Fortunately, soccer intramurals did not require any literary education. We formed a decent B-league team from a group that had met in freshman orientation. Although most of us were from the New York area, one of us hailed from an exotic, far-away place named Texas. In honor of the Lone Star State, we decided on a team name that would strike absolute fear in our opponents, a Texan’s post-beer flatulence. To a bunch of freshmen at around 2 am this made perfect sense, so our team was christened “TBF,” which either stood for Tony-Bob-Frank, or for you-know-what.

The only season when I didn’t join TBF was my junior year. For some unremembered reason, instead I signed up with a C-league team. Their name was much more offensive, “The Fairies.” This is where my story gets darker and uncomfortable to retell.

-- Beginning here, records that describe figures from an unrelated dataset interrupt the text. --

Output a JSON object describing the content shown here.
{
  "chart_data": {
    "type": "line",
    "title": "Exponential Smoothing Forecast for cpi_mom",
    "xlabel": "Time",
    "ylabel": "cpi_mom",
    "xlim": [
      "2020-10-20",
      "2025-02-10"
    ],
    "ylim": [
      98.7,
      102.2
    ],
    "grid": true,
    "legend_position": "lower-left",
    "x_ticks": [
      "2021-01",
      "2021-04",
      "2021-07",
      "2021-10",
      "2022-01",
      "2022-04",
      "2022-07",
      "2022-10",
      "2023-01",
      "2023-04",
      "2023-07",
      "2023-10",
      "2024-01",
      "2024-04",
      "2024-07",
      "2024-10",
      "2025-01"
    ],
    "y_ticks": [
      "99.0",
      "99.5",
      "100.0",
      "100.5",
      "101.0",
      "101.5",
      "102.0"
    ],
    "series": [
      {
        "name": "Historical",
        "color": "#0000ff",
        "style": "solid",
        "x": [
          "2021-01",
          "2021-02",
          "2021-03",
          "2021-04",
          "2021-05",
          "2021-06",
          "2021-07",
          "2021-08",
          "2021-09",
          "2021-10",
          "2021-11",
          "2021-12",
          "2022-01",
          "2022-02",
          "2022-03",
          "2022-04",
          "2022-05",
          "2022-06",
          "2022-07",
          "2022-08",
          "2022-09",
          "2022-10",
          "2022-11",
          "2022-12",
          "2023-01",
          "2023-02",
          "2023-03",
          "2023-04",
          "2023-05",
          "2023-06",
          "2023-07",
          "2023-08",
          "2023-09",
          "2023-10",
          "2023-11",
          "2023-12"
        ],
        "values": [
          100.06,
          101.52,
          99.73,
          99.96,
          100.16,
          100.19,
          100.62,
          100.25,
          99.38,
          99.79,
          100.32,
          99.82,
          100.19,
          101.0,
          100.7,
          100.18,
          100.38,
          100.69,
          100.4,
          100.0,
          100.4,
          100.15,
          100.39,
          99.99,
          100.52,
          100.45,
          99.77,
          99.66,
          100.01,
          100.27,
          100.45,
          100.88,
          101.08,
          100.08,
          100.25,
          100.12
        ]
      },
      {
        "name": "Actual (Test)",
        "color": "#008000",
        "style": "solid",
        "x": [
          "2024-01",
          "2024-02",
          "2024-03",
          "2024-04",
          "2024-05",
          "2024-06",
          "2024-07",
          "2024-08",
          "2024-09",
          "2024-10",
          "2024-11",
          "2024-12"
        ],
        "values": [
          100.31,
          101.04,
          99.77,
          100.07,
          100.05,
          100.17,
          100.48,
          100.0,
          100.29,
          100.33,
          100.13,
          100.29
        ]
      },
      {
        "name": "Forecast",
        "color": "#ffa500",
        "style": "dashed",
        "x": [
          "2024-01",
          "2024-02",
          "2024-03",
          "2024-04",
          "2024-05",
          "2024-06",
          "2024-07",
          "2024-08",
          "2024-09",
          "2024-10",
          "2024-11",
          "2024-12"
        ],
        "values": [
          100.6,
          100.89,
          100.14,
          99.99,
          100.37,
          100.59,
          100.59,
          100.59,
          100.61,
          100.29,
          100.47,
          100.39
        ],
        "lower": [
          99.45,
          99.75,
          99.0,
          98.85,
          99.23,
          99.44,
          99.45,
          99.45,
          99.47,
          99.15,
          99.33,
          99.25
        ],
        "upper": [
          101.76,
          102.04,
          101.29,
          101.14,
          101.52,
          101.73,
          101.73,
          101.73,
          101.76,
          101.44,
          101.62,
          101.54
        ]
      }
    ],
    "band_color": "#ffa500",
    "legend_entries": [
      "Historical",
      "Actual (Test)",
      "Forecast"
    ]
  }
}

I don’t remember meeting anyone who was openly gay during my whole career at Rensselaer Polytechnic Institute and I cannot fathom what the queer experience at RPI might have been in those days. This was before the AIDS epidemic and the increased visibility of LGBTQ issues. But given the toxic atmosphere at a primarily engineering school in the late 1970’s for the few women on our campus, there would have been little acceptance of alternative identities and lifestyles. Certainly, my soccer team’s behavior, which included wearing pink team shirts to accentuate the homophobia we embraced, contributed to this noxious campus culture. My participation on that team is the most regretful, embarrassing, and distasteful choice I made in college.

The ultimate gift that a long life offers us is the opportunity to look back on our actions with perspective and to accept gratefully whatever wisdom comes with it. I don’t know who I insulted or harmed on the soccer pitch that season. For all I know, there might have been queer students on other teams, in the stands, maybe among my teammates. I am sure I also offended those straight students with the least level of maturity and sensitivity that I lacked.

Ironically, around the same time that I was making a fool of myself by associating with this soccer team, I was taking an introductory class in philosophy. Probably the first class was on Socrates, and he posited that “The unexamined life is not worth living.” As a college student eager to learn profundities even as I acted like a jerk, I interpreted the aphorism as a directive to spend our lives wrestling with profound philosophical questions. But now I know the lesson was much simpler: we should look at our actions over time and, if not atone for those that were wrong, at least learn from them.

This blessing of perspective is bestowed on communities as well as individuals. All of us, individually, and communally, can accept our historical sins and seek renewal. We just celebrated Independence Day, the anniversary of a declaration of principles whose ideals, as limited in vision, and imperfect in implementation as they were at its initial pronouncement, have the fertility to grow and mature and achieve new richness if we as a community give ourselves that mission. Allegiance to the principles that formed our country does not imply that we must be tied to our past, in some form of adoration. The adoration should be toward the principles that imbued them with a virtuous purpose, not our, or our ancestors’, choices.

Our country is now going through this healthy periodic review of our history, our present, and what we want for our future. Let us remember that words on paper, whether written by a founding father or not, are only as powerful as the meaning so provided by those who read them. As we grow as individuals, we grow as societies, they accrue new meaning and new significance with time and experience. So does our language, and so do our symbols. It is not a repudiation of the whole of our traditions to re-examine, and as needed, to repudiate, those parts that in retrospect represented something we no longer accept, those experiences like the one I just confessed to, that had we been more thoughtful or gracious, or blessed with more wisdom, we might not have ever accepted. So, yes, statues can and should come down when their purpose to preserve or celebrate something we no longer tolerate has been recognized. Statues should come down when we now see, when we have achieved more perceptive eyes, that they are rightfully odious to our friends and neighbors and co-workers.

However, it should be done in a calm atmosphere of solemnity first, and celebration afterwards. Solemnity because, for however long they stood, we were blind to the offense that they embodied and we are to seek amends. Celebration afterwards, because now we have followed that old Socrates’ guidance. We have examined our lives, our history, and our principles just a little deeper, maybe gained a little more Socratic wisdom, and now our lives are worthier than before.